Court documents show Six Nations elected council agreed to 'publicly support' development
Council says it was 'accommodated' for the site with 42.3 acres and $325,000
Court documents show the Six Nations of the Grand River Elected Council agreed to publicly support a contentious housing development and to help put an end to any protests that might slow it down.
But that hasn't stopped demonstrators from occupying McKenzie Meadows for more than three weeks, halting construction and renaming the site "1492 Land Back Lane."
The definitive agreement, filed in Ontario Superior Court as an exhibit, outlines three "Development Support Covenants," as first reported by APTN National News.

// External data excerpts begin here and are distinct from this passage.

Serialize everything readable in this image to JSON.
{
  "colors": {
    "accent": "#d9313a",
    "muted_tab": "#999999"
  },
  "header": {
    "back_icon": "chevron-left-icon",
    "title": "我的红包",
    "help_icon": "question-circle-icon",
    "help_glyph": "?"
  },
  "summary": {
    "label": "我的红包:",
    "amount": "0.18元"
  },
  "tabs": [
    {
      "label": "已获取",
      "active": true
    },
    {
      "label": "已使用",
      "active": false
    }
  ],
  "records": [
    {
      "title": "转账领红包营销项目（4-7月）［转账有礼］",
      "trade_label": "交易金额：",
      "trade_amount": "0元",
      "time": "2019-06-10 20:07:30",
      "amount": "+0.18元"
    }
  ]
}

A copy of the document, obtained by CBC News, shows the elected chief and council agreed to the following:
- To publicly support the development as it proceeds, including expressions and statements of ongoing support and commitment to the development (as may reasonably be requested from the owner from time to time);
- To not interfere with or disrupt the development, whether by protest, blockade or any other manner of interference; and
- To use all reasonable efforts to work with the owner to support a cessation of any action conducted by any member of any First Nations that is intended or is reasonably likely to delay, frustrate or interfere with the development. If the owner must seek legal remedies to deal with such action or conduct, or respond to any legal action which may be brought by any third party, SNEC shall support the owner and shall provide confirmation of such support in such form as may be reasonably requested or required by the owner, provided that SNEC is reimbursed by the owner for the legal expenses that SNEC incurs in connection with the provision of SNEC's support.
The document was signed by former elected chief Ava Hill. The date June 18, 2019 appears hand-written beside her signature.
In return, the developers — Ballantry and Losani Homes — agreed to transfer $200,000 to the elected council. The documents state $196,000 of that money would be placed in a land banking account.
The builders also agreed to work with the council to "present employment, contract and apprenticeship opportunities, where practicable, to qualified members of Six nations" in connection with the construction.
Part of the agreement stipulates the developers would pay to advertise jobs in Six Nations newspapers and work with the council to conduct "at least one job fair" on the reserve.
However, if the elected council withdrew its support for the project at any point and didn't support it again, the agreement says it would have to pay $196,000 back to the developers.
A July 24 statement from council said Six Nations had been "accommodated" in two ways for the development, first in 2016 with 42.3 acres and again in 2019 in the form of $325,000, which was put into a land banking account.
Elected Chief Mark Hill did not respond to an interview request Wednesday, but in a video statement about the situation Monday evening he seemed to be trying to balance holding up council's side of the agreement with a message of unity.
"I encourage all sides and each and every person involved to carefully consider the actions they take and the impact those actions will have on this situation," he said.
"We do not support any actions that would lead to violence and destruction."
His message also acknowledged the demonstrators' position and urged people to understand why the site matters.
"I ... encourage everyone in Ontario and across Canada to listen to the concerns of the land defenders and to learn why the area of land under dispute holds so much cultural and emotional significance for many people in our community," he said.
For their part, demonstrators say the elected council only represents a fraction of the more than 27,000 people who live on Six Nations and that not enough consultation was done before the development was given the green light.
It was relatively quiet at the camp Wednesday.
A handful of people could be seen standing near the wooden frame of a structure that's been described in social media posts as a future kitchen.
Construction materials blocked the entrances to the site and about 10 tents were dotted around it.
Banners and messages spray painted on sea shipping containers declared "LAND BACK" in large letters.